-
Tips for becoming a good boxer - November 6, 2020
-
7 expert tips for making your hens night a memorable one - November 6, 2020
-
5 reasons to host your Christmas party on a cruise boat - November 6, 2020
-
What to do when you’re charged with a crime - November 6, 2020
-
Should you get one or multiple dogs? Here’s all you need to know - November 3, 2020
-
A Guide: How to Build Your Very Own Magic Mirror - February 14, 2019
-
Our Top Inspirational Baseball Stars - November 24, 2018
-
Five Tech Tools That Will Help You Turn Your Blog into a Business - November 24, 2018
-
How to Indulge on Vacation without Expanding Your Waist - November 9, 2018
-
5 Strategies for Businesses to Appeal to Today’s Increasingly Mobile-Crazed Customers - November 9, 2018
Obama Makes History, Confronts Past in Hiroshima
Obama concluded his remarks by saying that peace is worth protecting. One of the survivors stamped his cane emphatically while speaking to the president.
Advertisement
The president’s interaction with survivors was highly anticipated ahead of his historic visit.
Atomic bomb survivor groups in the past have called for the United States to apologize for the Hiroshima and Nagasaki bombings, which they call inhumane.
Obama is the first sitting president to visit Hiroshima after the atomic bombing on August 6, 1945.
Other U.S. presidents had considered making the trek to Hiroshima over the years but decided against it, in part because of political sensitivities.
U.S. President Barack Obama visits the Hiroshima Peace Memorial Park on May 27, 2016 in Hiroshima, Japan.
The trip comes more than seven decades after the Enola Gay bomber dropped its deadly atomic payload, dubbed “Little Boy”, over the western Japanese city.
“We applaud the president’s decision to honor the brutal lessons of Hiroshima”, said Derek Johnson, executive director of Global Zero, which advocates for the elimination of nuclear weapons.
President Barack Obama traveled to Hiroshima, Japan, on Friday, marking the first time a USA president has visited the site of the world’s first nuclear attack, carried out more than 70 years ago…
Obama and Japanese Prime Minister Shinzo Abe made history simply by walking through the memorial park together. We come to mourn the dead … their souls speak to us and ask us to look inward. Two days later a second nuclear bomb was dropped on Nagasaki, killing another 74,000.
Obama says the memory allows the world to fight complacency and fuels a common moral imagination.
As an eternal flame flickered behind him, however, he said leaders had an obligation to “pursue a world without” nuclear weapons.
Among the governments critical of the visit, North Korea on Friday denounced Obama’s visit to Hiroshima as an act of stunning hypocrisy and “a childish political calculation”.
“We stand here in the middle of this city and force ourselves to imagine the moment the bomb fell”, Obama said.
Obama and Japanese Prime Minister Shinzo Abe (shin-zoh ah-bay) entered the Hiroshima Peace Memorial Museum, where Obama is expected to sign a guest book.

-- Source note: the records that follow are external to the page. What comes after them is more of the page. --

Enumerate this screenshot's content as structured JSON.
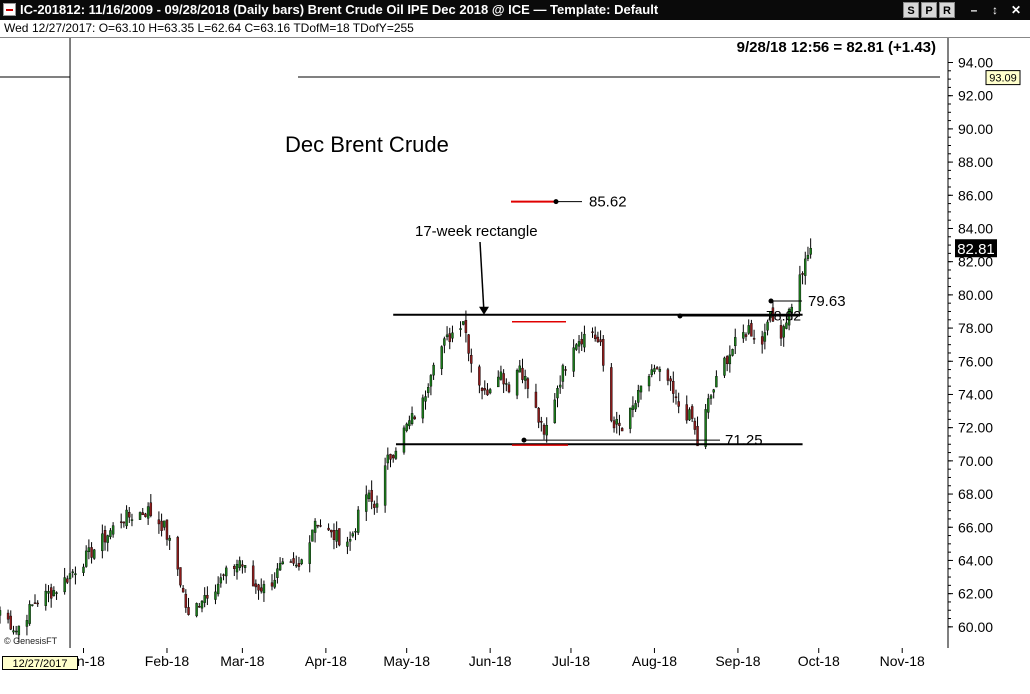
{
  "window": {
    "title": "IC-201812:  11/16/2009 - 09/28/2018  (Daily bars)   Brent Crude Oil IPE Dec 2018 @ ICE  —  Template: Default",
    "buttons": [
      "S",
      "P",
      "R"
    ],
    "controls": [
      "–",
      "↕",
      "✕"
    ]
  },
  "infobar": {
    "day": "Wed",
    "ohlc": "12/27/2017:  O=63.10  H=63.35  L=62.64  C=63.16  TDofM=18  TDofY=255"
  },
  "cursor_date": "12/27/2017",
  "copyright": "© GenesisFT",
  "colors": {
    "up": "#1a7a1a",
    "down": "#8b1a1a",
    "highlight": "#e00000",
    "line": "#000000"
  },
  "chart_data": {
    "type": "candlestick",
    "title": "Dec Brent Crude",
    "header_quote": "9/28/18 12:56 = 82.81 (+1.43)",
    "last_price": "82.81",
    "marker_price": "93.09",
    "y_range": [
      59,
      95
    ],
    "y_ticks": [
      "94.00",
      "92.00",
      "90.00",
      "88.00",
      "86.00",
      "84.00",
      "82.00",
      "80.00",
      "78.00",
      "76.00",
      "74.00",
      "72.00",
      "70.00",
      "68.00",
      "66.00",
      "64.00",
      "62.00",
      "60.00"
    ],
    "x_range": [
      "2017-12-01",
      "2018-11-18"
    ],
    "x_labels": [
      {
        "date": "2018-01-01",
        "label": "Jan-18"
      },
      {
        "date": "2018-02-01",
        "label": "Feb-18"
      },
      {
        "date": "2018-03-01",
        "label": "Mar-18"
      },
      {
        "date": "2018-04-01",
        "label": "Apr-18"
      },
      {
        "date": "2018-05-01",
        "label": "May-18"
      },
      {
        "date": "2018-06-01",
        "label": "Jun-18"
      },
      {
        "date": "2018-07-01",
        "label": "Jul-18"
      },
      {
        "date": "2018-08-01",
        "label": "Aug-18"
      },
      {
        "date": "2018-09-01",
        "label": "Sep-18"
      },
      {
        "date": "2018-10-01",
        "label": "Oct-18"
      },
      {
        "date": "2018-11-01",
        "label": "Nov-18"
      }
    ],
    "cursor_line_date": "2017-12-27",
    "series_key_points": [
      [
        "2017-12-01",
        61.0
      ],
      [
        "2017-12-07",
        59.8
      ],
      [
        "2017-12-14",
        61.5
      ],
      [
        "2017-12-22",
        62.3
      ],
      [
        "2017-12-29",
        63.5
      ],
      [
        "2018-01-08",
        65.2
      ],
      [
        "2018-01-15",
        66.5
      ],
      [
        "2018-01-25",
        67.0
      ],
      [
        "2018-01-31",
        66.0
      ],
      [
        "2018-02-05",
        63.5
      ],
      [
        "2018-02-09",
        60.5
      ],
      [
        "2018-02-14",
        61.8
      ],
      [
        "2018-02-21",
        62.8
      ],
      [
        "2018-02-28",
        64.0
      ],
      [
        "2018-03-05",
        62.5
      ],
      [
        "2018-03-10",
        62.3
      ],
      [
        "2018-03-15",
        63.5
      ],
      [
        "2018-03-22",
        63.5
      ],
      [
        "2018-03-28",
        66.5
      ],
      [
        "2018-04-03",
        65.5
      ],
      [
        "2018-04-10",
        65.2
      ],
      [
        "2018-04-16",
        68.0
      ],
      [
        "2018-04-19",
        67.2
      ],
      [
        "2018-04-24",
        70.0
      ],
      [
        "2018-04-30",
        71.8
      ],
      [
        "2018-05-07",
        73.5
      ],
      [
        "2018-05-11",
        76.2
      ],
      [
        "2018-05-17",
        77.5
      ],
      [
        "2018-05-22",
        78.6
      ],
      [
        "2018-05-25",
        76.0
      ],
      [
        "2018-05-30",
        74.0
      ],
      [
        "2018-06-04",
        75.5
      ],
      [
        "2018-06-08",
        74.5
      ],
      [
        "2018-06-12",
        75.8
      ],
      [
        "2018-06-18",
        73.0
      ],
      [
        "2018-06-21",
        71.4
      ],
      [
        "2018-06-26",
        74.5
      ],
      [
        "2018-07-02",
        77.2
      ],
      [
        "2018-07-09",
        77.8
      ],
      [
        "2018-07-12",
        76.8
      ],
      [
        "2018-07-16",
        72.5
      ],
      [
        "2018-07-20",
        71.8
      ],
      [
        "2018-07-25",
        73.5
      ],
      [
        "2018-07-31",
        75.5
      ],
      [
        "2018-08-06",
        74.8
      ],
      [
        "2018-08-09",
        73.5
      ],
      [
        "2018-08-15",
        72.5
      ],
      [
        "2018-08-17",
        71.0
      ],
      [
        "2018-08-21",
        73.5
      ],
      [
        "2018-08-27",
        76.0
      ],
      [
        "2018-08-31",
        77.0
      ],
      [
        "2018-09-05",
        78.0
      ],
      [
        "2018-09-10",
        77.0
      ],
      [
        "2018-09-12",
        78.8
      ],
      [
        "2018-09-17",
        77.8
      ],
      [
        "2018-09-20",
        79.0
      ],
      [
        "2018-09-24",
        81.0
      ],
      [
        "2018-09-26",
        81.8
      ],
      [
        "2018-09-28",
        82.81
      ]
    ],
    "rectangle": {
      "top": 78.8,
      "bottom": 71.0,
      "start": "2018-04-30",
      "end": "2018-09-25"
    },
    "annotations": [
      {
        "text": "85.62",
        "price": 85.62,
        "date": "2018-06-27",
        "kind": "level"
      },
      {
        "text": "17-week rectangle",
        "kind": "label"
      },
      {
        "text": "79.63",
        "price": 79.63,
        "date": "2018-09-15",
        "kind": "level"
      },
      {
        "text": "78.82",
        "price": 78.82,
        "date": "2018-08-01",
        "kind": "level"
      },
      {
        "text": "71.25",
        "price": 71.25,
        "date": "2018-06-20",
        "kind": "level"
      }
    ]
  }
}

Obama’s remarks showed a careful awareness of the sensitivities. Nor will he dissect Japan’s aggression in the war.
“We definitely support his decision to not apologize because we truly feel like it would dishonor those who sacrificed”, Powell told NHK-TV.
Obama arrived in Hiroshima after addressing US and Japanese troops at nearby Marine Corps station.
Over 100,000 Japanese men, women and children, thousands of Koreans, and a dozen American prisoners of war died in the bombing.
The president’s call for a nuclear-free world was a long way from the optimistic rallying cry he delivered as young, newly elected president.
The US president earlier flew into the Iwakuni US base, some 40 km from Hiroshima, after leaving the G7 summit.
He praised the US-Japan alliance as “one of the strongest in the world”, with his visit “a testament to how even the most painful divides can be bridged – how our two nations, former adversaries, cannot just become partners, but become the best of friends and the strongest of allies”.
Advertisement
The US justifies the bombings, contending that they were necessary to end the war and save lives, although many historians question that view and believe they were unjustified.